The first tornado ranked EF5 (Enhance Fujita Scale) occurred on this evening, and it was the most powerful tornado since May 3, 1999.  Chad and I wound up on a different supercell far to the north, while the Greensburg EF5 was about 60 miles from our original target area.  I have mixed emotions about missing that storm.  Part of me wants to have been there to see such a legendary storm, yet at the same time it was ranked EF5 because of the horrific damage that it caused, and it would be sickening to hear about the loss of life.  There is also the safety concerns.  We probably would have intercepted the storm from the north and if we wound up inadvertently core punching the storm, or trapped, the situation could have become extraordinarily dangerous.  My condolences go out to those affected by this storm, and my applause to the National Weather Service for their timely, strongly worded warnings that undoubtedly saved lives.

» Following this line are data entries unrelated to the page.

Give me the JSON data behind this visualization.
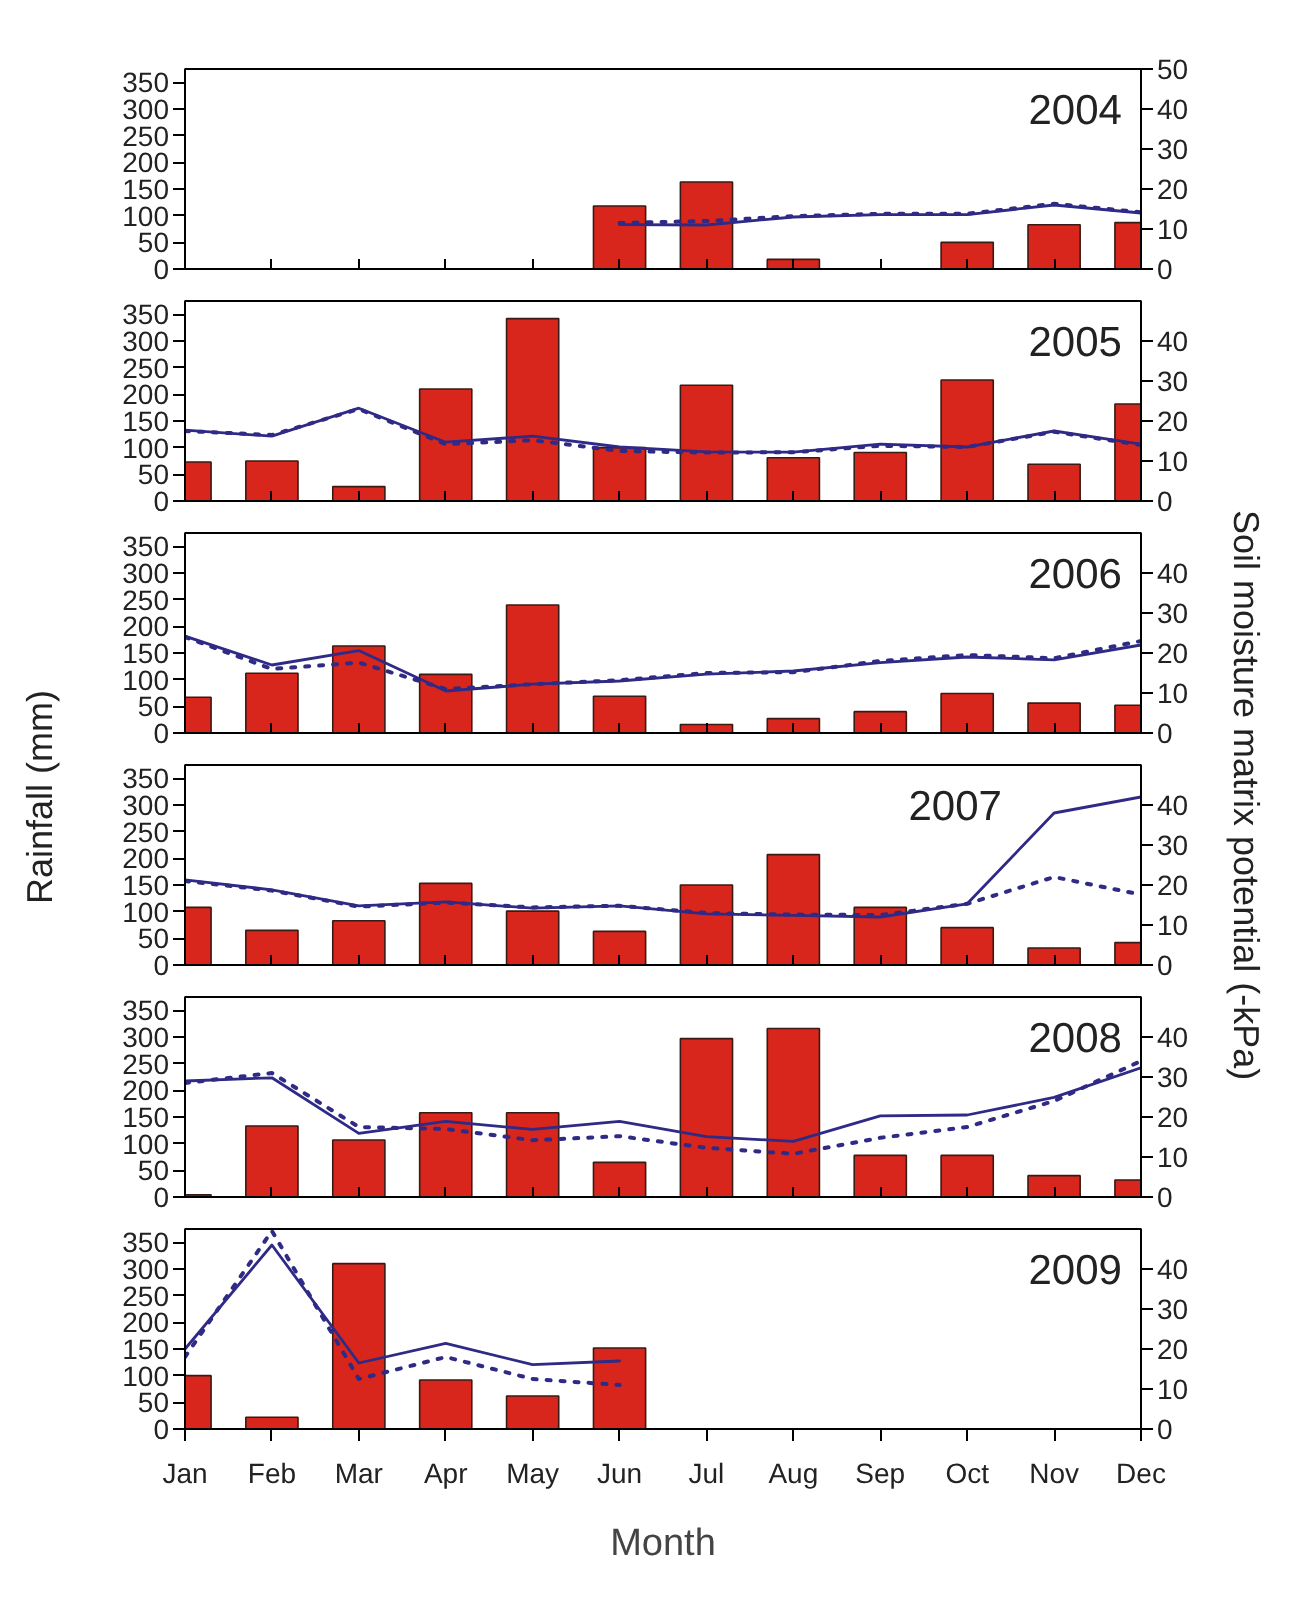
{
  "chart_data": [
    {
      "type": "bar",
      "title": "2004",
      "categories": [
        null,
        null,
        null,
        null,
        null,
        null,
        null,
        null,
        null,
        null,
        null,
        null
      ],
      "ylim": [
        0,
        375
      ],
      "yticks": [
        0,
        50,
        100,
        150,
        200,
        250,
        300,
        350
      ],
      "y2lim": [
        0,
        50
      ],
      "y2ticks": [
        0,
        10,
        20,
        30,
        40,
        50
      ],
      "tick_labels": "y",
      "grid": false,
      "series": [
        {
          "color": "#d9261c",
          "values": [
            null,
            null,
            null,
            null,
            null,
            118,
            163,
            18,
            null,
            50,
            83,
            87
          ]
        },
        {
          "type": "line",
          "axis": "y2",
          "line_style": "solid",
          "color": "#2e2a86",
          "values": [
            null,
            null,
            null,
            null,
            null,
            11.1,
            11,
            13,
            13.6,
            13.6,
            16,
            14
          ]
        },
        {
          "type": "line",
          "axis": "y2",
          "line_style": "dotted",
          "color": "#2e2a86",
          "values": [
            null,
            null,
            null,
            null,
            null,
            11.5,
            12,
            13.2,
            13.8,
            13.8,
            16.3,
            14.2
          ]
        }
      ]
    },
    {
      "type": "bar",
      "title": "2005",
      "categories": [
        null,
        null,
        null,
        null,
        null,
        null,
        null,
        null,
        null,
        null,
        null,
        null
      ],
      "ylim": [
        0,
        375
      ],
      "yticks": [
        0,
        50,
        100,
        150,
        200,
        250,
        300,
        350
      ],
      "y2lim": [
        0,
        50
      ],
      "y2ticks": [
        0,
        10,
        20,
        30,
        40
      ],
      "tick_labels": "y",
      "grid": false,
      "series": [
        {
          "color": "#d9261c",
          "values": [
            73,
            75,
            27,
            210,
            342,
            100,
            217,
            81,
            91,
            227,
            69,
            182
          ]
        },
        {
          "type": "line",
          "axis": "y2",
          "line_style": "solid",
          "color": "#2e2a86",
          "values": [
            17.7,
            16.2,
            23.2,
            14.7,
            16.2,
            13.5,
            12.3,
            12.2,
            14.2,
            13.5,
            17.5,
            14.2
          ]
        },
        {
          "type": "line",
          "axis": "y2",
          "line_style": "dotted",
          "color": "#2e2a86",
          "values": [
            17.5,
            16.5,
            23,
            14.2,
            15.2,
            12.5,
            12.1,
            12.2,
            13.8,
            13.5,
            17.3,
            14
          ]
        }
      ]
    },
    {
      "type": "bar",
      "title": "2006",
      "categories": [
        null,
        null,
        null,
        null,
        null,
        null,
        null,
        null,
        null,
        null,
        null,
        null
      ],
      "ylim": [
        0,
        375
      ],
      "yticks": [
        0,
        50,
        100,
        150,
        200,
        250,
        300,
        350
      ],
      "y2lim": [
        0,
        50
      ],
      "y2ticks": [
        0,
        10,
        20,
        30,
        40
      ],
      "tick_labels": "y",
      "grid": false,
      "series": [
        {
          "color": "#d9261c",
          "values": [
            67,
            112,
            163,
            110,
            240,
            69,
            16,
            27,
            40,
            74,
            56,
            52
          ]
        },
        {
          "type": "line",
          "axis": "y2",
          "line_style": "solid",
          "color": "#2e2a86",
          "values": [
            24.2,
            17,
            20.6,
            10.5,
            12.2,
            13,
            14.7,
            15.5,
            17.6,
            19,
            18.3,
            22
          ]
        },
        {
          "type": "line",
          "axis": "y2",
          "line_style": "dotted",
          "color": "#2e2a86",
          "values": [
            24,
            16,
            17.6,
            11,
            12.2,
            13.2,
            15,
            15.2,
            18,
            19.5,
            18.7,
            23
          ]
        }
      ]
    },
    {
      "type": "bar",
      "title": "2007",
      "ylabel": "Rainfall (mm)",
      "y2label": "Soil moisture matrix potential (-kPa)",
      "categories": [
        null,
        null,
        null,
        null,
        null,
        null,
        null,
        null,
        null,
        null,
        null,
        null
      ],
      "ylim": [
        0,
        375
      ],
      "yticks": [
        0,
        50,
        100,
        150,
        200,
        250,
        300,
        350
      ],
      "y2lim": [
        0,
        50
      ],
      "y2ticks": [
        0,
        10,
        20,
        30,
        40
      ],
      "tick_labels": "y",
      "grid": false,
      "series": [
        {
          "color": "#d9261c",
          "values": [
            108,
            65,
            83,
            153,
            101,
            63,
            150,
            207,
            108,
            70,
            32,
            42
          ]
        },
        {
          "type": "line",
          "axis": "y2",
          "line_style": "solid",
          "color": "#2e2a86",
          "values": [
            21.3,
            18.8,
            14.8,
            15.8,
            14.2,
            14.8,
            12.8,
            12.4,
            12,
            15.3,
            38,
            42
          ]
        },
        {
          "type": "line",
          "axis": "y2",
          "line_style": "dotted",
          "color": "#2e2a86",
          "values": [
            21,
            18.6,
            14.6,
            15.6,
            14.4,
            14.8,
            13,
            12.6,
            12.5,
            15.3,
            22,
            17.6
          ]
        }
      ]
    },
    {
      "type": "bar",
      "title": "2008",
      "categories": [
        null,
        null,
        null,
        null,
        null,
        null,
        null,
        null,
        null,
        null,
        null,
        null
      ],
      "ylim": [
        0,
        375
      ],
      "yticks": [
        0,
        50,
        100,
        150,
        200,
        250,
        300,
        350
      ],
      "y2lim": [
        0,
        50
      ],
      "y2ticks": [
        0,
        10,
        20,
        30,
        40
      ],
      "tick_labels": "y",
      "grid": false,
      "series": [
        {
          "color": "#d9261c",
          "values": [
            4,
            133,
            107,
            158,
            158,
            65,
            297,
            316,
            78,
            78,
            40,
            32
          ]
        },
        {
          "type": "line",
          "axis": "y2",
          "line_style": "solid",
          "color": "#2e2a86",
          "values": [
            29,
            29.8,
            15.9,
            18.9,
            16.9,
            18.9,
            15.1,
            13.9,
            20.3,
            20.5,
            24.9,
            32.3
          ]
        },
        {
          "type": "line",
          "axis": "y2",
          "line_style": "dotted",
          "color": "#2e2a86",
          "values": [
            28.5,
            31,
            17.5,
            17,
            14.2,
            15.2,
            12.3,
            10.8,
            14.8,
            17.5,
            24,
            34
          ]
        }
      ]
    },
    {
      "type": "bar",
      "title": "2009",
      "xlabel": "Month",
      "categories": [
        "Jan",
        "Feb",
        "Mar",
        "Apr",
        "May",
        "Jun",
        "Jul",
        "Aug",
        "Sep",
        "Oct",
        "Nov",
        "Dec"
      ],
      "ylim": [
        0,
        375
      ],
      "yticks": [
        0,
        50,
        100,
        150,
        200,
        250,
        300,
        350
      ],
      "y2lim": [
        0,
        50
      ],
      "y2ticks": [
        0,
        10,
        20,
        30,
        40
      ],
      "grid": false,
      "series": [
        {
          "color": "#d9261c",
          "values": [
            100,
            22,
            310,
            92,
            62,
            152,
            null,
            null,
            null,
            null,
            null,
            null
          ]
        },
        {
          "type": "line",
          "axis": "y2",
          "line_style": "solid",
          "color": "#2e2a86",
          "values": [
            20,
            46,
            16.5,
            21.4,
            16.1,
            17,
            null,
            null,
            null,
            null,
            null,
            null
          ]
        },
        {
          "type": "line",
          "axis": "y2",
          "line_style": "dotted",
          "color": "#2e2a86",
          "values": [
            18,
            49.5,
            12.5,
            18,
            12.5,
            11,
            null,
            null,
            null,
            null,
            null,
            null
          ]
        }
      ]
    }
  ]
}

This chase was successful in terms of tornado interception, however, it was a brief, non photogenic event.  However, the supercell structure that we did witness, including the ability to feel the strong inflow, was very impressive.

Post analysis of the vent shows remarkable conditions over the Greensburg area.  Jon Davies' analysis of that evening actually showed that the RUC analysis was wrong, placing the dryline too far east, and that parameters over the Greensburg area were more than comparable to other violent tornado events.

Jon Davies' Analysis

 

Radar Analysis with GPS Overlay:

KUEX Animated GIF (3.5MB) Individual PNG Frames - Chase Analysis
KDDC Animated GIF (4.6MB) Individual PNG Frames - Greensburg EF5

 

Lessons Learned:

  • Do not trust the models, even the RUC analysis, and carefully study the current conditions, as the original target area may still be primed for the best show.